The New York Jets broke a whole slew of NFL rules to bring cornerback Darrelle Revis back to East Rutherford in 2015, according to a report from Manish Mehta of the New York Daily News.
The Jets were fined $100,000 for tampering after team owner Woody Johnson said in December 2014 that he’d “love” for Revis to return to the organization that drafted him. Revis, of course, was playing for the rival New England Patriots at the time. He helped them win a Super Bowl before leaving to sign a five-year, $70 million contract with the Jets.
But according to Mehta, Johnson’s public comments were just the tip of the iceberg.

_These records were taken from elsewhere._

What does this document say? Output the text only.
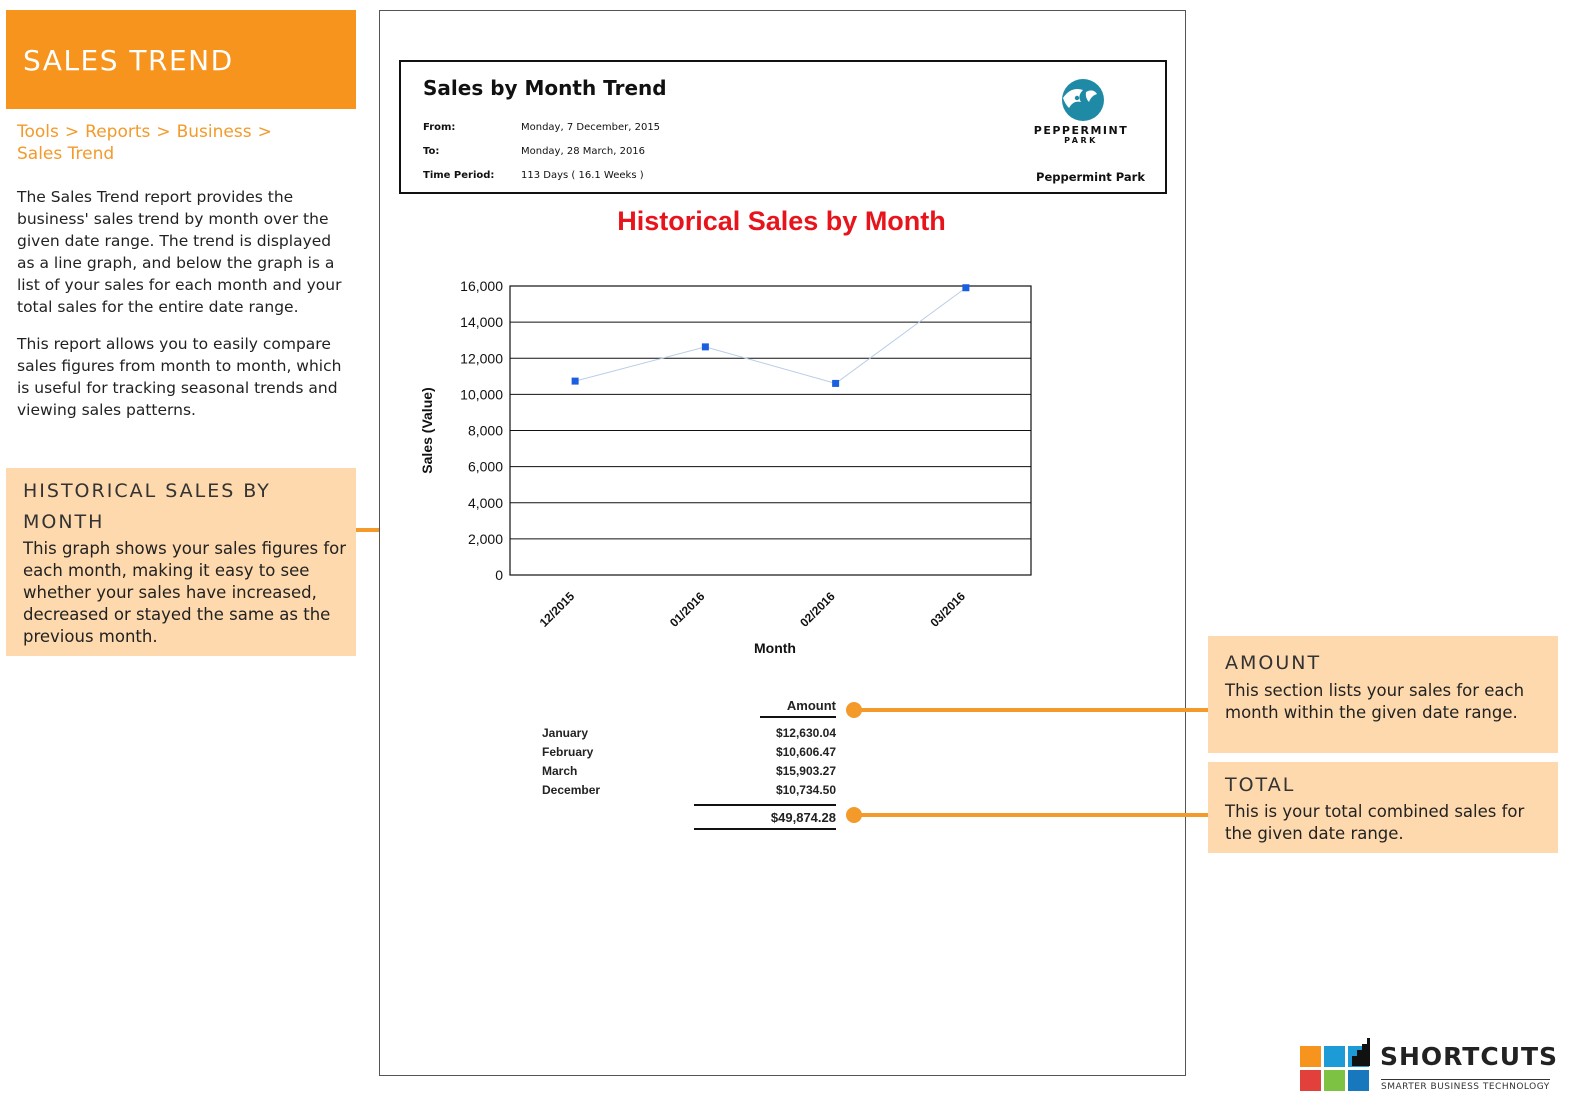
SALES TREND
Tools > Reports > Business >
Sales Trend
The Sales Trend report provides the business' sales trend by month over the given date range. The trend is displayed as a line graph, and below the graph is a list of your sales for each month and your total sales for the entire date range.
This report allows you to easily compare sales figures from month to month, which is useful for tracking seasonal trends and viewing sales patterns.
HISTORICAL SALES BY MONTH
This graph shows your sales figures for each month, making it easy to see whether your sales have increased, decreased or stayed the same as the previous month.
Sales by Month Trend
From:	Monday, 7 December, 2015
To:	Monday, 28 March, 2016
Time Period:	113 Days ( 16.1 Weeks )
PEPPERMINT
PARK
Peppermint Park
Historical Sales by Month
0
2,000
4,000
6,000
8,000
10,000
12,000
14,000
16,000
12/2015	01/2016	02/2016	03/2016
Sales (Value)
Month
Amount
January	$12,630.04
February	$10,606.47
March	$15,903.27
December	$10,734.50
$49,874.28
AMOUNT
This section lists your sales for each month within the given date range.
TOTAL
This is your total combined sales for the given date range.
SHORTCUTS
SMARTER BUSINESS TECHNOLOGY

Jets personnel reportedly engaged in several rounds of secret negotiations with Revis’ camp during the weeks immediately following Super Bowl XLIX, with Johnson signing off on the illegal recruiting efforts.
“Johnson’s words at that December press conference became the face of the tampering that ultimately prompted a $100,000 fine, but back-channel discussions with the Jets in February set the foundation for a Revis reunion,” Mehta wrote Monday. “Team officials in stealth mode communicated with Revis, Inc., through private cell phones and face-to-face covert meetings at the 2015 Scouting Combine rather than make calls from the team’s landlines at their Florham Park facility. No paper trails were a must.
“Johnson, the driving force behind bringing back Revis to right a wrong in his mind, endorsed all of it.”
Revis was voted to the Pro Bowl in his first season back in New York, but his play took a sharp nosedive in 2016, making his lucrative deal look like, in Mehta’s words, “a colossal mistake.”
Revis currently is embroiled in a controversy that has nothing to do with football. The 31-year-old turned himself in to police Friday after being charged with four felonies and one misdemeanor in connection with a brawl outside a Pittsburgh bar.